# Boat trailer temporarily turned into a work horse



## nlester (May 27, 2013)

I have a knock down box for my boat trailer to use when I need to haul things. My boat is banished to a dolly for the next week. The box is held on the trailer by 2 1/2" bolts and the tie down straps.

When my wife's 2000 Honda Accord turned 190,000 miles, we needed to replace it and we were short on cash, so my Toyota Tundra was traded in on a new Accord and I put a trailer hitch on the 2000 Accord to pull my boat. I missed being able to haul things.

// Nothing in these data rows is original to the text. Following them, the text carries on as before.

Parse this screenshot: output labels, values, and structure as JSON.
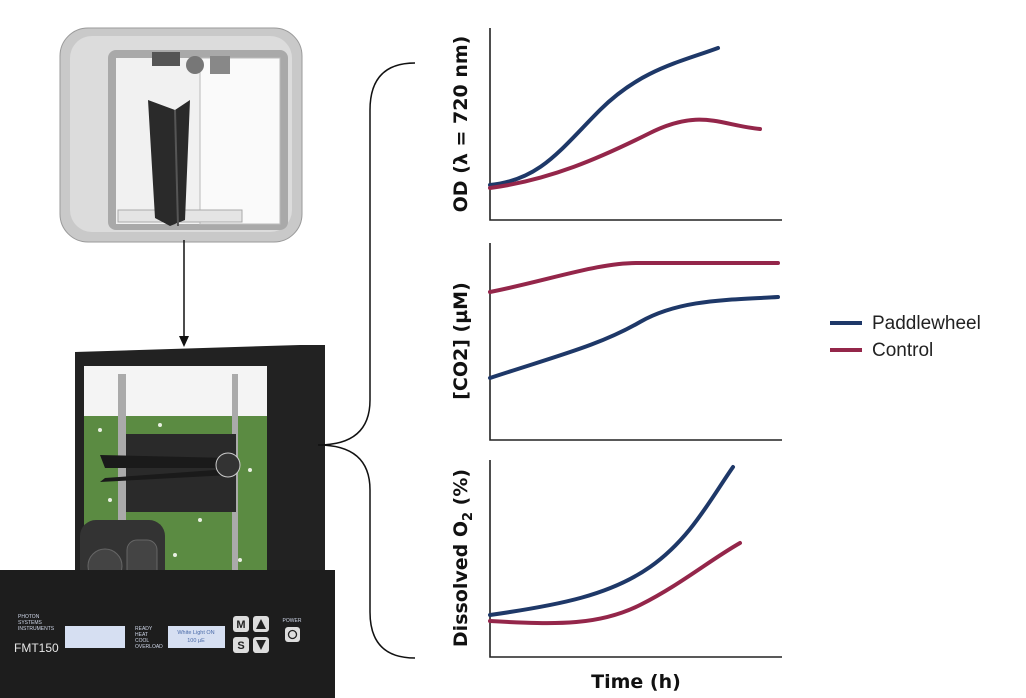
{
  "panels": [
    {
      "ylabel": {
        "text": "OD (λ = 720 nm)"
      }
    },
    {
      "ylabel": {
        "text": "[CO2] (µM)"
      }
    },
    {
      "ylabel": {
        "text": "Dissolved O",
        "subscript": "2",
        "suffix": " (%)"
      }
    }
  ],
  "xlabel": "Time (h)",
  "legend": [
    {
      "label": "Paddlewheel",
      "color": "#1e3868"
    },
    {
      "label": "Control",
      "color": "#94264a"
    }
  ],
  "device": {
    "brand": [
      "PHOTON",
      "SYSTEMS",
      "INSTRUMENTS"
    ],
    "model": "FMT150",
    "display": [
      "White Light ON",
      "100 µE"
    ],
    "status": [
      "READY",
      "HEAT",
      "COOL",
      "OVERLOAD"
    ],
    "buttons": [
      "M",
      "S"
    ],
    "power": "POWER"
  }
}
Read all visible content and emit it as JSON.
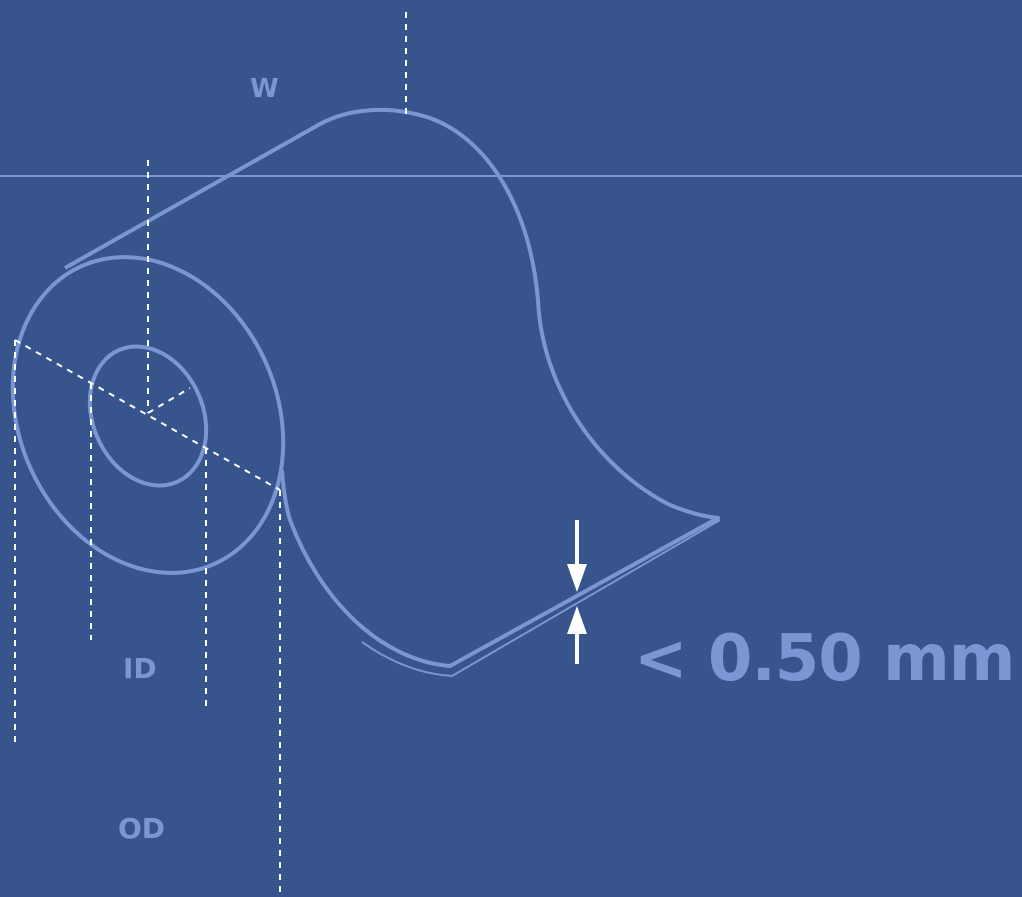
{
  "labels": {
    "width": "W",
    "inner_diameter": "ID",
    "outer_diameter": "OD",
    "thickness": "< 0.50 mm"
  },
  "colors": {
    "background": "#38548d",
    "line": "#7b96d3",
    "dimension": "#ffffff"
  }
}
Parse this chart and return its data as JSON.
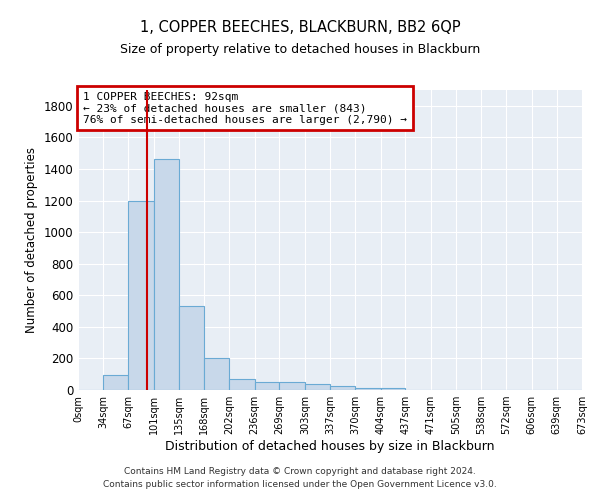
{
  "title": "1, COPPER BEECHES, BLACKBURN, BB2 6QP",
  "subtitle": "Size of property relative to detached houses in Blackburn",
  "xlabel": "Distribution of detached houses by size in Blackburn",
  "ylabel": "Number of detached properties",
  "footer1": "Contains HM Land Registry data © Crown copyright and database right 2024.",
  "footer2": "Contains public sector information licensed under the Open Government Licence v3.0.",
  "bar_values": [
    0,
    95,
    1200,
    1460,
    535,
    205,
    70,
    48,
    48,
    35,
    25,
    10,
    15,
    0,
    0,
    0,
    0,
    0,
    0,
    0
  ],
  "bar_edges": [
    0,
    34,
    67,
    101,
    135,
    168,
    202,
    236,
    269,
    303,
    337,
    370,
    404,
    437,
    471,
    505,
    538,
    572,
    606,
    639,
    673
  ],
  "tick_labels": [
    "0sqm",
    "34sqm",
    "67sqm",
    "101sqm",
    "135sqm",
    "168sqm",
    "202sqm",
    "236sqm",
    "269sqm",
    "303sqm",
    "337sqm",
    "370sqm",
    "404sqm",
    "437sqm",
    "471sqm",
    "505sqm",
    "538sqm",
    "572sqm",
    "606sqm",
    "639sqm",
    "673sqm"
  ],
  "bar_color": "#c8d8ea",
  "bar_edge_color": "#6aaad4",
  "grid_color": "#ffffff",
  "bg_color": "#e8eef5",
  "property_size": 92,
  "property_line_color": "#cc0000",
  "annotation_text": "1 COPPER BEECHES: 92sqm\n← 23% of detached houses are smaller (843)\n76% of semi-detached houses are larger (2,790) →",
  "annotation_box_color": "#cc0000",
  "ylim": [
    0,
    1900
  ],
  "yticks": [
    0,
    200,
    400,
    600,
    800,
    1000,
    1200,
    1400,
    1600,
    1800
  ]
}
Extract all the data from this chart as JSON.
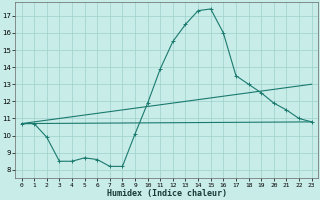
{
  "xlabel": "Humidex (Indice chaleur)",
  "xlim": [
    -0.5,
    23.5
  ],
  "ylim": [
    7.5,
    17.8
  ],
  "yticks": [
    8,
    9,
    10,
    11,
    12,
    13,
    14,
    15,
    16,
    17
  ],
  "xtick_positions": [
    0,
    1,
    2,
    3,
    4,
    5,
    6,
    7,
    8,
    9,
    10,
    11,
    12,
    13,
    14,
    15,
    16,
    17,
    18,
    19,
    20,
    21,
    22,
    23
  ],
  "xtick_labels": [
    "0",
    "1",
    "2",
    "3",
    "4",
    "5",
    "6",
    "7",
    "8",
    "9",
    "10",
    "11",
    "12",
    "13",
    "14",
    "15",
    "16",
    "17",
    "18",
    "19",
    "20",
    "21",
    "22",
    "23"
  ],
  "background_color": "#c8ece8",
  "grid_color": "#9dd0cc",
  "line_color": "#1a7a6e",
  "lines": [
    {
      "x": [
        0,
        1,
        2,
        3,
        4,
        5,
        6,
        7,
        8,
        9,
        10,
        11,
        12,
        13,
        14,
        15,
        16,
        17,
        18,
        19,
        20,
        21,
        22,
        23
      ],
      "y": [
        10.7,
        10.7,
        9.9,
        8.5,
        8.5,
        8.7,
        8.6,
        8.2,
        8.2,
        10.1,
        11.9,
        13.9,
        15.5,
        16.5,
        17.3,
        17.4,
        16.0,
        13.5,
        13.0,
        12.5,
        11.9,
        11.5,
        11.0,
        10.8
      ]
    },
    {
      "x": [
        0,
        23
      ],
      "y": [
        10.7,
        13.0
      ]
    },
    {
      "x": [
        0,
        23
      ],
      "y": [
        10.7,
        10.8
      ]
    }
  ]
}
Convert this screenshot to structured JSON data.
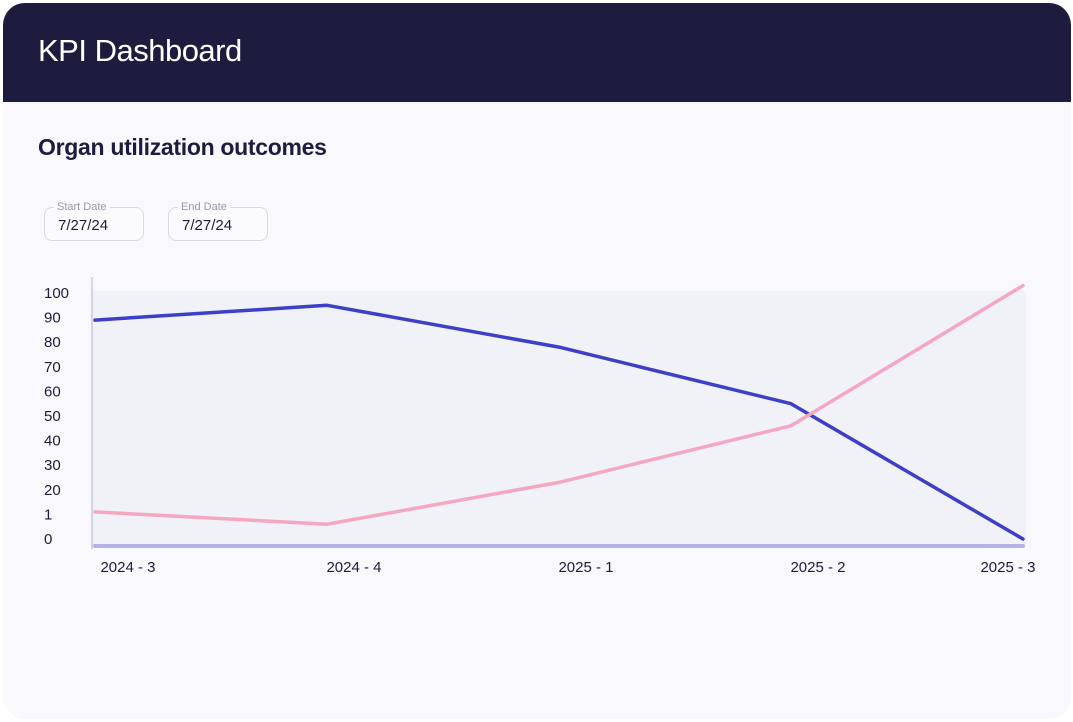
{
  "header": {
    "title": "KPI Dashboard"
  },
  "section": {
    "title": "Organ utilization outcomes"
  },
  "filters": {
    "start_date": {
      "label": "Start Date",
      "value": "7/27/24"
    },
    "end_date": {
      "label": "End Date",
      "value": "7/27/24"
    }
  },
  "colors": {
    "header_bg": "#1e1c3e",
    "series_blue": "#3d3fc9",
    "series_pink": "#f5a7bf",
    "baseline": "#b3b1e8"
  },
  "chart_data": {
    "type": "line",
    "categories": [
      "2024 - 3",
      "2024 - 4",
      "2025 - 1",
      "2025 - 2",
      "2025 - 3"
    ],
    "y_ticks": [
      "100",
      "90",
      "80",
      "70",
      "60",
      "50",
      "40",
      "30",
      "20",
      "1",
      "0"
    ],
    "series": [
      {
        "color": "#3d3fc9",
        "values": [
          89,
          95,
          78,
          55,
          0
        ]
      },
      {
        "color": "#f5a7bf",
        "values": [
          11,
          6,
          23,
          46,
          103
        ]
      },
      {
        "color": "#b3b1e8",
        "values": [
          0,
          0,
          0,
          0,
          0
        ]
      }
    ],
    "grid": false
  }
}
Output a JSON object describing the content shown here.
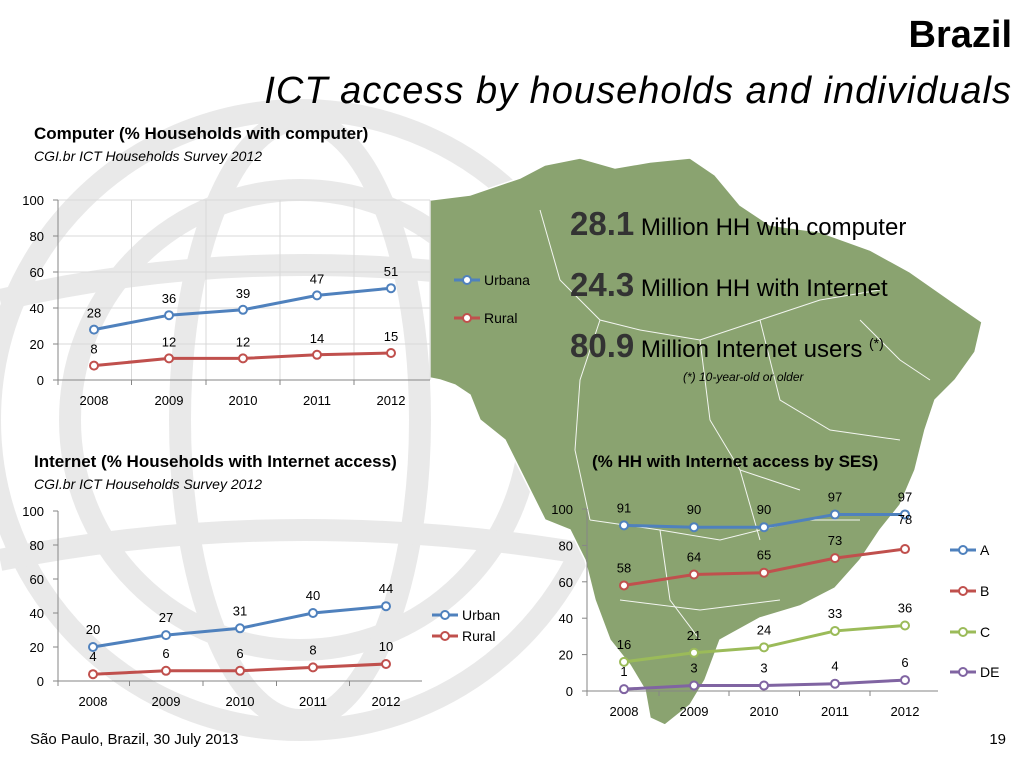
{
  "slide": {
    "title": "Brazil",
    "subtitle": "ICT access by households and individuals",
    "footer": "São Paulo, Brazil, 30 July 2013",
    "page_number": "19"
  },
  "stats": [
    {
      "value": "28.1",
      "text": "Million HH with computer",
      "note": ""
    },
    {
      "value": "24.3",
      "text": "Million HH with Internet",
      "note": ""
    },
    {
      "value": "80.9",
      "text": "Million Internet users",
      "note": "(*)"
    }
  ],
  "footnote": "(*) 10-year-old or older",
  "colors": {
    "map_fill": "#8aa370",
    "map_stroke": "#ffffff",
    "blue": "#4f81bd",
    "red": "#c0504d",
    "green": "#9bbb59",
    "purple": "#8064a2"
  },
  "chart_data": [
    {
      "type": "line",
      "title": "Computer (% Households with computer)",
      "source": "CGI.br ICT Households Survey 2012",
      "categories": [
        "2008",
        "2009",
        "2010",
        "2011",
        "2012"
      ],
      "ylim": [
        0,
        100
      ],
      "yticks": [
        0,
        20,
        40,
        60,
        80,
        100
      ],
      "grid": true,
      "legend": "right",
      "series": [
        {
          "name": "Urbana",
          "color": "#4f81bd",
          "values": [
            28,
            36,
            39,
            47,
            51
          ]
        },
        {
          "name": "Rural",
          "color": "#c0504d",
          "values": [
            8,
            12,
            12,
            14,
            15
          ]
        }
      ]
    },
    {
      "type": "line",
      "title": "Internet (% Households with Internet access)",
      "source": "CGI.br ICT Households Survey 2012",
      "categories": [
        "2008",
        "2009",
        "2010",
        "2011",
        "2012"
      ],
      "ylim": [
        0,
        100
      ],
      "yticks": [
        0,
        20,
        40,
        60,
        80,
        100
      ],
      "grid": false,
      "legend": "right",
      "series": [
        {
          "name": "Urban",
          "color": "#4f81bd",
          "values": [
            20,
            27,
            31,
            40,
            44
          ]
        },
        {
          "name": "Rural",
          "color": "#c0504d",
          "values": [
            4,
            6,
            6,
            8,
            10
          ]
        }
      ]
    },
    {
      "type": "line",
      "title": "(% HH with Internet access by SES)",
      "source": "",
      "categories": [
        "2008",
        "2009",
        "2010",
        "2011",
        "2012"
      ],
      "ylim": [
        0,
        100
      ],
      "yticks": [
        0,
        20,
        40,
        60,
        80,
        100
      ],
      "grid": false,
      "legend": "right",
      "series": [
        {
          "name": "A",
          "color": "#4f81bd",
          "values": [
            91,
            90,
            90,
            97,
            97
          ]
        },
        {
          "name": "B",
          "color": "#c0504d",
          "values": [
            58,
            64,
            65,
            73,
            78
          ]
        },
        {
          "name": "C",
          "color": "#9bbb59",
          "values": [
            16,
            21,
            24,
            33,
            36
          ]
        },
        {
          "name": "DE",
          "color": "#8064a2",
          "values": [
            1,
            3,
            3,
            4,
            6
          ]
        }
      ]
    }
  ]
}
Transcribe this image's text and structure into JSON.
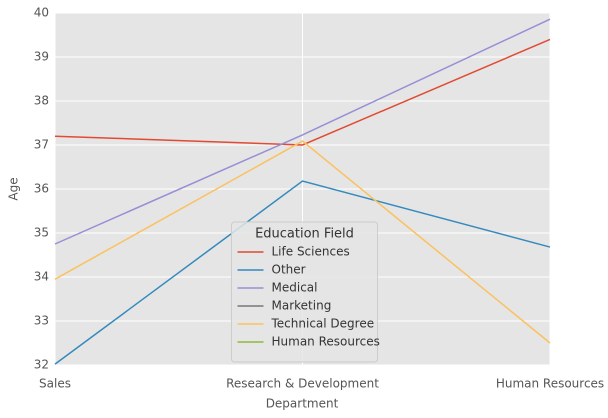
{
  "chart_data": {
    "type": "line",
    "xlabel": "Department",
    "ylabel": "Age",
    "categories": [
      "Sales",
      "Research & Development",
      "Human Resources"
    ],
    "series": [
      {
        "name": "Life Sciences",
        "color": "#E24A33",
        "values": [
          37.2,
          37.0,
          39.4
        ]
      },
      {
        "name": "Other",
        "color": "#348ABD",
        "values": [
          32.02,
          36.18,
          34.68
        ]
      },
      {
        "name": "Medical",
        "color": "#988ED5",
        "values": [
          34.75,
          37.23,
          39.86
        ]
      },
      {
        "name": "Marketing",
        "color": "#777777",
        "values": [
          null,
          null,
          null
        ]
      },
      {
        "name": "Technical Degree",
        "color": "#FBC15E",
        "values": [
          33.95,
          37.09,
          32.5
        ]
      },
      {
        "name": "Human Resources",
        "color": "#8EBA42",
        "values": [
          null,
          null,
          null
        ]
      }
    ],
    "legend_title": "Education Field",
    "legend": "lower center",
    "ylim": [
      32,
      40
    ],
    "yticks": [
      32,
      33,
      34,
      35,
      36,
      37,
      38,
      39,
      40
    ],
    "grid": true
  }
}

I have not used Photobucket since it was upgraded and I wanted to walk through the new menu options.


----------



## lckstckn2smknbrls (May 28, 2013)

I pile bags of in the boat. It's also a great place to collect aluminum cans for recycling.


----------



## Colbyt (May 28, 2013)

I would love to see a picture of your boat dolly after you put the boat back on the trailer.


----------



## dahut (Aug 8, 2013)

[url=https://www.tinboats.net/forum/viewtopic.php?p=316383#p316383 said:


> Colbyt » 28 May 2013, 16:18[/url]"]I would love to see a picture of your boat dolly after you put the boat back on the trailer.


Same here!


----------



## RAMROD (Aug 9, 2013)

Cool!
Also your pictures are way to small for my old eyes!


----------



## nlester (Dec 12, 2013)

Sorry I did not catch this last August. When you click on Photo Bucket pictures, they enlarge.


----------



## fool4fish1226 (Dec 17, 2013)

I like your trailer support very cool :beer:


----------



## nlester (Dec 20, 2013)

2000 Honda Accord just replaced with 2004 Ford Ranger. I can get rid of the box for my boat trailer and now the trailer is single function. It just feels more natural with a pickup. My wife talked me into it.


----------



## dahut (Dec 23, 2013)

nlester said:


> 2000 Honda Accord just replaced with 2004 Ford Ranger. I can get rid of the box for my boat trailer and now the trailer is single function. It just feels more natural with a pickup. My wife talked me into it.


 Good wife.


----------